Jackie Kucinich reported for TheHill.com that earlier in the day, Congressman Mike Pence of Indiana had sent out a letter to his fellow Republicans in opposition to this bill:

The decision to give the federal government the ability to nationalize almost every bad mortgage in America interrupts this basic truth of our free market economy …  Republicans improved this bill but it remains the largest corporate bailout in American history, forever changes the relationship between government and the financial sector, and passes the cost along to the American people.  I cannot support it.

The opposition to the bill from the Democratic side was discussed in another Politico.com article:  this one by Ryan Grimm.  Grimm’s article discussed an “intense” Democratic Caucus meeting.  He quoted Minnesota Congressman James Oberstar as describing resistance to the bill coming from across the complete spectrum of Democratic opinion, from liberal to conservative.  California Congressman Brad Sherman had met with Republican Darrell Issa before the meeting.  Sherman’s contribution to the Caucus discussion was described this way by Ryan Grimm:

Sherman spoke out against the bill during the caucus meeting, arguing that billions of dollars would flow to foreign investors, that oversight was lax and that limits on executive compensation were too weak.   Rep. Joe Baca (D-Calif.) said he was leaning toward a no vote, too.

The House vote on the bill is scheduled to take place after a four-hour debate, beginning at 8 a.m. on Monday.

Whether or not this bill will ultimately “work” is another question.  Paul Krugman, Economics Professor at Princeton University, wrote in the Sunday New York Times:

The bailout plan released yesterday is a lot better than the proposal Henry Paulson first put out — sufficiently so to be worth passing.  But it’s not what you’d actually call a good plan, and it won’t end the crisis.  The odds are that the next president will have to deal with some major financial emergencies.

Steve Lohr’s report from the Sunday New York Times, discussed the outlook for this plan, as voiced by Robert E. Hall, an economist and senior fellow at the Hoover Institution, a conservative research group at Stanford.  Lohr observed:

There was no assurance that the bailout plan would work as intended to ease financial turmoil and economic uncertainty.

Lohr’s article then focused on the opinion of Nouriel Roubini, an economist at the Stern School of Business at New York University:

The $350 billion to $400 billion in bad credit reported by the banks so far could eventually exceed $1.5 trillion, he estimated, as banks are forced to write off more bad loans, not only on more housing-related debt, but also for corporate lending, consumer loans, credit cards and student loans.

The rescue package, if successful, would make the recognition of losses and the inevitable winnowing of the banking system more an orderly retreat than a collapse.
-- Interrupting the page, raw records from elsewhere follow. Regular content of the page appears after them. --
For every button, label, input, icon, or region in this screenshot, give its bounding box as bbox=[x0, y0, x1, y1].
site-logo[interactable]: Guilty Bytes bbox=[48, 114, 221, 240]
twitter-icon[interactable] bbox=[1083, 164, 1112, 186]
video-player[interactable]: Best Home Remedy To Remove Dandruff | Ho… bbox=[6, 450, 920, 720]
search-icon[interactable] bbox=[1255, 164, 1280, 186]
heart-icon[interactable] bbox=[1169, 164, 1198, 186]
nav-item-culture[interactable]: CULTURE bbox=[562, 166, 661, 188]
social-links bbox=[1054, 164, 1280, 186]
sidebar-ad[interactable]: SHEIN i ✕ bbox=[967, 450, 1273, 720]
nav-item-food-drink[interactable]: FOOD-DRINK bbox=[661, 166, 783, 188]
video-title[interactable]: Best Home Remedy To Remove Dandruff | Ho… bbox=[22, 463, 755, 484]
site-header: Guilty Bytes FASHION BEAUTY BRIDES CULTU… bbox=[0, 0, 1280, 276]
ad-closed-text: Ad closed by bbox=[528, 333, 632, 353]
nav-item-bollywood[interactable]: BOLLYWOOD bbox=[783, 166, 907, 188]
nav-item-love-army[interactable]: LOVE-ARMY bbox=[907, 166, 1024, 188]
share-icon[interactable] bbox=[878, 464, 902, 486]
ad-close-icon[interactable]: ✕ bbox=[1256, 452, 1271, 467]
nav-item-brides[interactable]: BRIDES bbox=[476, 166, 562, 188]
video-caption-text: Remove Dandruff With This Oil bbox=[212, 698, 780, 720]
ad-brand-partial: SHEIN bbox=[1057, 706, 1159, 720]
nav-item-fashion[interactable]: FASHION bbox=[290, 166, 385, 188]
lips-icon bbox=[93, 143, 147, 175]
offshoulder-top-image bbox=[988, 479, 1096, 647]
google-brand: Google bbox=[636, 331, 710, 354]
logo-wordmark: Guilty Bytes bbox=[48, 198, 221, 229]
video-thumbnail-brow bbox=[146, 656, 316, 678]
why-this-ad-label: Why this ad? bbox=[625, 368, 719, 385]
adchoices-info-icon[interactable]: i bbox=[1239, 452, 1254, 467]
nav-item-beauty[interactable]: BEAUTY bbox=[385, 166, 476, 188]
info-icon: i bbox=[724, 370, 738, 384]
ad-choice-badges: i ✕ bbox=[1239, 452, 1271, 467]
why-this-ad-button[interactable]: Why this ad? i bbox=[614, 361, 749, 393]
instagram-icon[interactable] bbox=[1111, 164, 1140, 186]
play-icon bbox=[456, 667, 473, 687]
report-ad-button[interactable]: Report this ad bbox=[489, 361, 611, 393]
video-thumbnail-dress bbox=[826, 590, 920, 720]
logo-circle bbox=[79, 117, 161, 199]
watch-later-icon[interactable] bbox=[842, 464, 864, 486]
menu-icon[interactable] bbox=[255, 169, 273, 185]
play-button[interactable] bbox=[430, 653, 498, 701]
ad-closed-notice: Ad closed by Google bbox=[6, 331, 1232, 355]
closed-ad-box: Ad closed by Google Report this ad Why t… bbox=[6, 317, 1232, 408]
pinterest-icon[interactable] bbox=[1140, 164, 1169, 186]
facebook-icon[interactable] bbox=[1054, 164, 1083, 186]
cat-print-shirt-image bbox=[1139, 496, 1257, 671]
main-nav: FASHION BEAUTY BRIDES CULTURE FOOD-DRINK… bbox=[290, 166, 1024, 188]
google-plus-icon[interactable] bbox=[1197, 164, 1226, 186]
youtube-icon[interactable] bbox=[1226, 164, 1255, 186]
Yet that pruning of the banking industry must take place, economists say, and it is the government’s role to move it along instead of coddling the banks if the financial system is going to return to health.

A more unpleasant perspective appeared in an editorial published in the September 25 edition of The Economist:

If the economics of Mr Paulson’s plan are broadly correct, the politics are fiendish.  You are lavishing money on the people who got you into this mess. Sensible intervention cannot even buy long-term relief:  the plan cannot stop house prices falling and the bloated financial sector shrinking. Although the economic risk is that the plan fails, the political risk is that the plan succeeds.  Voters will scarcely notice a depression that never happened.  But even as they lose their houses and their jobs, they will see Wall Street once again making millions.

Whatever your definition of “success” might be for this plan, the experts agree that things aren’t going to return to “normal” for a long time, if ever.